- Born: Jeremy Michael Lubbock 4 June 1931 London, England
- Died: 29 January 2021 (aged 89) Oxfordshire, England
- Occupations: Musician; composer; arranger;
- Instrument: Piano
- Years active: mid-1950s–2019
- Labels: Parlophone, Angel Records
- Website: jeremylubbock.coweb site not working

= Jeremy Lubbock =

English pianist (1931–2021)

Jeremy Michael Lubbock (4 June 1931 - 29 January 2021) was an English pianist, conductor, orchestrator, music producer, arranger, composer, and songwriter.

==Life and career==
Born in Kensington, London, he learned piano as a child, and discovered jazz and other American popular music in his teens. He studied architecture at Oxford University, while also occasionally performing as a jazz pianist and vocalist in clubs in London and Paris, much in the style of Nat King Cole. In the late 1950s, he made some recordings as a singer and pianist, and started a career in which he toured round the world as a performer and arranger, in which he acquired a special talent.

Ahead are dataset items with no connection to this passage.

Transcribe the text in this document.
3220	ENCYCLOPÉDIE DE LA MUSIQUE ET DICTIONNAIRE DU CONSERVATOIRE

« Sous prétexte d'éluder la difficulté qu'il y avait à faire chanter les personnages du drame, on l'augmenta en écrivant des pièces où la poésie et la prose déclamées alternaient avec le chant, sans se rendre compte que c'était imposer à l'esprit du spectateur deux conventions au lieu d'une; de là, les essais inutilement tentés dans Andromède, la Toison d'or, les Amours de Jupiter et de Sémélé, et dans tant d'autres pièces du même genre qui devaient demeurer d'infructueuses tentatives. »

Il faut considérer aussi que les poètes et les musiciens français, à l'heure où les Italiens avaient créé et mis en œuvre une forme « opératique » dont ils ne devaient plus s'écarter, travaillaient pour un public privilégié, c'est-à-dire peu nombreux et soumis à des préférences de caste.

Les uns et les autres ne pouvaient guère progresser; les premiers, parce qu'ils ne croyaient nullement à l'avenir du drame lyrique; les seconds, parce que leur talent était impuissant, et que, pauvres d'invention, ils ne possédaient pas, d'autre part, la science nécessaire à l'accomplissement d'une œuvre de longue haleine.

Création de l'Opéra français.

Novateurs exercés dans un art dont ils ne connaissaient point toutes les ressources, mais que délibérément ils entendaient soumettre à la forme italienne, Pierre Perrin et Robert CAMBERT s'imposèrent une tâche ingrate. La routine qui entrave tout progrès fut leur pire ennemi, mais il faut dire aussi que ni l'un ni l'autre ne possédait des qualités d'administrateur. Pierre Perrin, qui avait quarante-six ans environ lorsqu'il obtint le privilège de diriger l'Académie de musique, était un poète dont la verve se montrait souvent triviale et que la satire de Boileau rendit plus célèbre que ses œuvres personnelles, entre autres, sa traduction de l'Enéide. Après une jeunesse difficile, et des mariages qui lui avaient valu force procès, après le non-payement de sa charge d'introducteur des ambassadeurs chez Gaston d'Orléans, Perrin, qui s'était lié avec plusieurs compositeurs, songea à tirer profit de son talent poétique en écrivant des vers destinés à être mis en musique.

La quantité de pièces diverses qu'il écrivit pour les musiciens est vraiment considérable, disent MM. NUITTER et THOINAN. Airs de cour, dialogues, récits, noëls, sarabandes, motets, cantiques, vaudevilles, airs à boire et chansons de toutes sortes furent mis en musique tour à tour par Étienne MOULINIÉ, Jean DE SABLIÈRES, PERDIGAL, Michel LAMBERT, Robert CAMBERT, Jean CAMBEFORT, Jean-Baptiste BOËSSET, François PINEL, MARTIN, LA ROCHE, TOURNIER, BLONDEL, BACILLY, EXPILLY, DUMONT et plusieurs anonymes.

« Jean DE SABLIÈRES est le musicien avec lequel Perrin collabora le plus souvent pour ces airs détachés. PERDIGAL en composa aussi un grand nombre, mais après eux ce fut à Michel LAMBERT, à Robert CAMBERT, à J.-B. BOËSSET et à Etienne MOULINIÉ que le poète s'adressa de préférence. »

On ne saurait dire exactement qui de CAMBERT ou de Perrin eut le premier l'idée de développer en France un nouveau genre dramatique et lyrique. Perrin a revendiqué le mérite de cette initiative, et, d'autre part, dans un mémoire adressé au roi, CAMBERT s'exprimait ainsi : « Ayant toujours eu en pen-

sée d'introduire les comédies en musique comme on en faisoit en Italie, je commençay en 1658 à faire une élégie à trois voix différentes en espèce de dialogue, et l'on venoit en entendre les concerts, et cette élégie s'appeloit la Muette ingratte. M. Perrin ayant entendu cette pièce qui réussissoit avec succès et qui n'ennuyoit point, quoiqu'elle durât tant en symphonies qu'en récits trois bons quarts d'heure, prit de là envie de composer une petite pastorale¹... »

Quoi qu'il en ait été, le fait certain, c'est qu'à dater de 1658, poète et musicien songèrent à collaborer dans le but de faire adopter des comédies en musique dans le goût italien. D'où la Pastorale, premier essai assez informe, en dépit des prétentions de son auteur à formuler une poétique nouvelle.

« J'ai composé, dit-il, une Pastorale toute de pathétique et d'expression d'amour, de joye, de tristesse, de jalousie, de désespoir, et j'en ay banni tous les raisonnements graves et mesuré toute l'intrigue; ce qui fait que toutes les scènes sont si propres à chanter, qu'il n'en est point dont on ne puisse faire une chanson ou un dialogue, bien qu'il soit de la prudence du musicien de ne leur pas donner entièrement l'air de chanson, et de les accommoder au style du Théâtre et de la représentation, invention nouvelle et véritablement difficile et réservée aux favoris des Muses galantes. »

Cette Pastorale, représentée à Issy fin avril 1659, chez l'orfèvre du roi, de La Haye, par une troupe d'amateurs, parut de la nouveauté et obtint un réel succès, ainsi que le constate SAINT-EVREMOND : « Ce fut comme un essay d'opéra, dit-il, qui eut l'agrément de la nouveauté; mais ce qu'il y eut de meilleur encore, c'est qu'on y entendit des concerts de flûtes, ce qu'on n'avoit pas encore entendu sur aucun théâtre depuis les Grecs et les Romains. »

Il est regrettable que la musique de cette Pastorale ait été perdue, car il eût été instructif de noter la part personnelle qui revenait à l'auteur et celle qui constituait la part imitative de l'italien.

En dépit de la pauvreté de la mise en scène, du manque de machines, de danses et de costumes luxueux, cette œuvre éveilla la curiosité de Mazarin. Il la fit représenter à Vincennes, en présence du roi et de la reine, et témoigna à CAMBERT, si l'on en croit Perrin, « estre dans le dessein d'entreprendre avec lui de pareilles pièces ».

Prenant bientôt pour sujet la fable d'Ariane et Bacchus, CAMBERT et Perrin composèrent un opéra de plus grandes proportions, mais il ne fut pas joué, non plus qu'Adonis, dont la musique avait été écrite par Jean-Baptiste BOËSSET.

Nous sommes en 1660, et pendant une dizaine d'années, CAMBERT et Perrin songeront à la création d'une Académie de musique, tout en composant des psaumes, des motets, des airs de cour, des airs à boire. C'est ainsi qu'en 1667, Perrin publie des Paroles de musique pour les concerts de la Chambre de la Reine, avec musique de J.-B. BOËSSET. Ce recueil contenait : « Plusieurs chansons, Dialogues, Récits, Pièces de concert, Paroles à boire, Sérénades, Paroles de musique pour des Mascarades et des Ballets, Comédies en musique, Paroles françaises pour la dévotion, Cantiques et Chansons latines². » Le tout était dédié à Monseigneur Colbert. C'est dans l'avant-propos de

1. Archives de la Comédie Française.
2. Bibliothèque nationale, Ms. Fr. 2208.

He moved to Los Angeles with his family in 1977, and worked on Joni Mitchell's album Mingus, and Minnie Riperton's final album Minnie. In following years, he worked with David Foster, Quincy Jones, Chicago, and many others. He won Grammy Awards for his arrangements on Chicago's "Hard Habit to Break" in 1984, Andy Williams's Close Enough For Love, in 1986, and for Celine Dion's "When I Fall in Love", from the film Sleepless in Seattle, in 1994. He also received 11 additional nominations for his arrangements. As a songwriter, Lubbock co-wrote "The Best of Me", recorded by Cliff Richard, Barry Manilow, and many others. He notably conducted and arranged the strings for Michael Jackson’s song Billie Jean.

Lubbock died in Shillingford, Oxfordshire, England, in 2021, aged 89.